In April 2016, mesothelioma specialists at UCSF confirmed the improbable diagnosis of malignant pleural mesothelioma. The tiny tumors already had spread across his lung, diaphragm, lining around his heart and into his brain stem. Its growth was startling.
Whole brain radiation and chemotherapy could not stop it, and the side effects were awful. He hated it. Sloan later dismissed the idea of aggressive surgery. He rejected the thought of more chemotherapy.
Doctors were prescribing so many drugs that he was taking them by the cupful, and his condition still steadily declined.
In six weeks, his carefree, communal living as a bachelor — sharing a house in the trendy Mission District with two other friends — had turned into a death walk.
That’s when his mother contacted Miller, who was working with both UCSF and the Zen Hospice Project, which was two blocks from where Sloan lived and not far from where he worked.
“He did not want to be a terminally ill cancer patient, being treated every day, and [the cancer] overtaking everyone’s life around him,” Baldwin said. “He did not want this drawn out, waiting for something to happen end-of-life process.”

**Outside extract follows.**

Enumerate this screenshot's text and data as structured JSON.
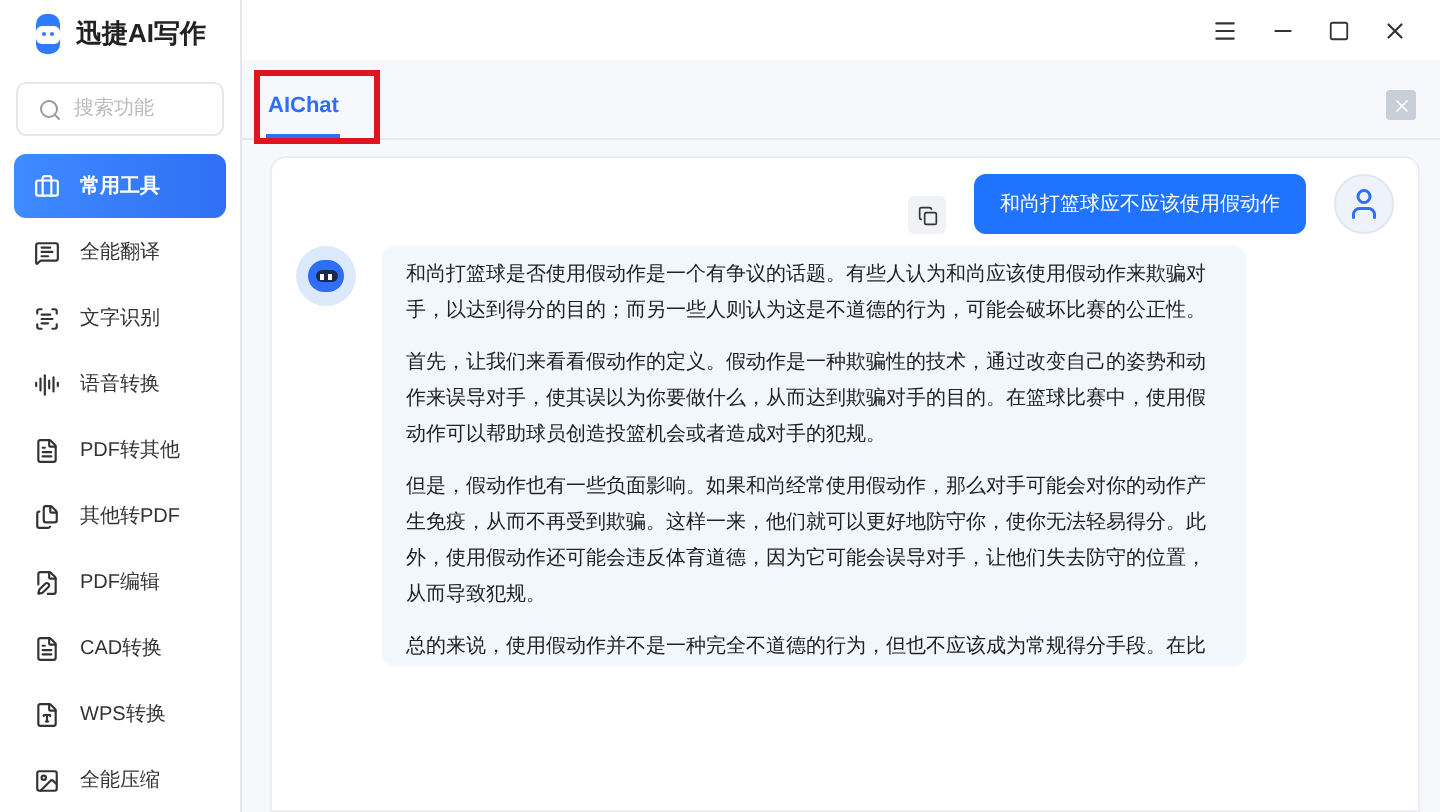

They considered a nursing home for palliative care. They considered his mother supervising a stay-at-home end. But he chose Zen Hospice, trusting what Miller had told him, that he could live there as he pleased in the final days.
“I knew he needed much more care than we could provide him and much more care than he wanted a family member to give him,” she said. “Going to a place like he did, he felt unburdened, and it was unburdening for everyone.”

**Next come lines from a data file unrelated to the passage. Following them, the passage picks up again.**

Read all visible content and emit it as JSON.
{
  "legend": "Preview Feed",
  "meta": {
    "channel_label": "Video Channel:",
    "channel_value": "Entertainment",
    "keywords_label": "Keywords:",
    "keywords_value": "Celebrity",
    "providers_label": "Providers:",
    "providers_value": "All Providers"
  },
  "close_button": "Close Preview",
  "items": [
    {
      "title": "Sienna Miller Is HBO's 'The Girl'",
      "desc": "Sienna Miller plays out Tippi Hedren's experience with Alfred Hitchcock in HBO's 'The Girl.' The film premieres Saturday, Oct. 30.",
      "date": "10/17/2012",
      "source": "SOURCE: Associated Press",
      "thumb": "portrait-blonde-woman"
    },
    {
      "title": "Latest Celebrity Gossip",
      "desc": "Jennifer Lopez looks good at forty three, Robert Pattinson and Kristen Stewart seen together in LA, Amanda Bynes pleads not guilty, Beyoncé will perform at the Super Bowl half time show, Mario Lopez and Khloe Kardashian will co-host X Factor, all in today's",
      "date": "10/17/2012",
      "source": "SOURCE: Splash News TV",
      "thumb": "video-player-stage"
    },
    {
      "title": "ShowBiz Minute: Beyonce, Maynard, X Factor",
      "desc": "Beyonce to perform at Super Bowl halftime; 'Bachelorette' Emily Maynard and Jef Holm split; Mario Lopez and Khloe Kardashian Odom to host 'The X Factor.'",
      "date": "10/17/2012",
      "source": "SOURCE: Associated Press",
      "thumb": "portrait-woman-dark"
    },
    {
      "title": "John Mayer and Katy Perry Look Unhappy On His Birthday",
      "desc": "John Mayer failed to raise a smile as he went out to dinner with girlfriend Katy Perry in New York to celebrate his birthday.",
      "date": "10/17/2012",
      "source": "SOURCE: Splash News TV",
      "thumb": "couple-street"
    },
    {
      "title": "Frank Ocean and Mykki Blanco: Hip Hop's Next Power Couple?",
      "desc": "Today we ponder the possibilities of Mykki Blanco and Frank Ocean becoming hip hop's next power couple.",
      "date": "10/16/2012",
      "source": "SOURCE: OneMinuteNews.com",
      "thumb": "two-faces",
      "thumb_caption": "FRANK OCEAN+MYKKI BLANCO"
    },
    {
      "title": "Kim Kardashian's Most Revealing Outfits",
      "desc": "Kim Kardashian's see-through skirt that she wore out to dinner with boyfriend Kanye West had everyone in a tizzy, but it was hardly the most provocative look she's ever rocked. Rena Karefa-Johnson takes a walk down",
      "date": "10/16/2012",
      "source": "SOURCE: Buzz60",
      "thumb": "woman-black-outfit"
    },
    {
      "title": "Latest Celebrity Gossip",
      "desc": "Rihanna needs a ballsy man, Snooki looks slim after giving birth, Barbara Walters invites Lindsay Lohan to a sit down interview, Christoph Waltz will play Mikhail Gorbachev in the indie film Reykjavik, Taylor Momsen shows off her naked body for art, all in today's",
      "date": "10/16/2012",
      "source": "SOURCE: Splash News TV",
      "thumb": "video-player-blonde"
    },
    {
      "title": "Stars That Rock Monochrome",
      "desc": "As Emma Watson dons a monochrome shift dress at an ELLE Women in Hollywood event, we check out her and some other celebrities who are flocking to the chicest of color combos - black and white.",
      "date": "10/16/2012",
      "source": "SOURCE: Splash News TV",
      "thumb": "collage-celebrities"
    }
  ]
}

Sloan insisted on walking from his home to Zen Hospice when he made the move. He walked gingerly with a cane and a limp because his legs were so badly swollen and distorted by then. His friends followed in cars with his belongings, coming to decorate his room with his posters, toys, wall hangings and some of his furniture.
“All his peeps showed up at the facility with him, and I’m sure the hospice staff was saying ‘What the heck is going on?’ I think when he walked in, neither side had seen anything like this before.” she said. “But it was truly a great experience.”
As a nonprofit, the Zen Hospice Project is a collaborative effort that includes volunteers to supplement the nursing and medical staff. Almost 50 percent of its funding comes from donations. UCSF provides considerable financial support as an alternative to its acute care hospital division.
“There is a beauty in letting people die in their own home, in an environment like that, but I’m not sure home is ever the same when you’re dying there,” Baldwin said. “He wanted to be at Zen.”
Sloan died early on a Tuesday morning, a day and a half after that final sailing trip. He willed his body to the UCSF Medical Center, which will utilize it for up to three years for scientific research.
His ashes will then return to the sailboat and be spread across the San Francisco Bay.
“That’s what he wanted,” Baldwin said. “I hope others in his position can have the same opportunity that he had.”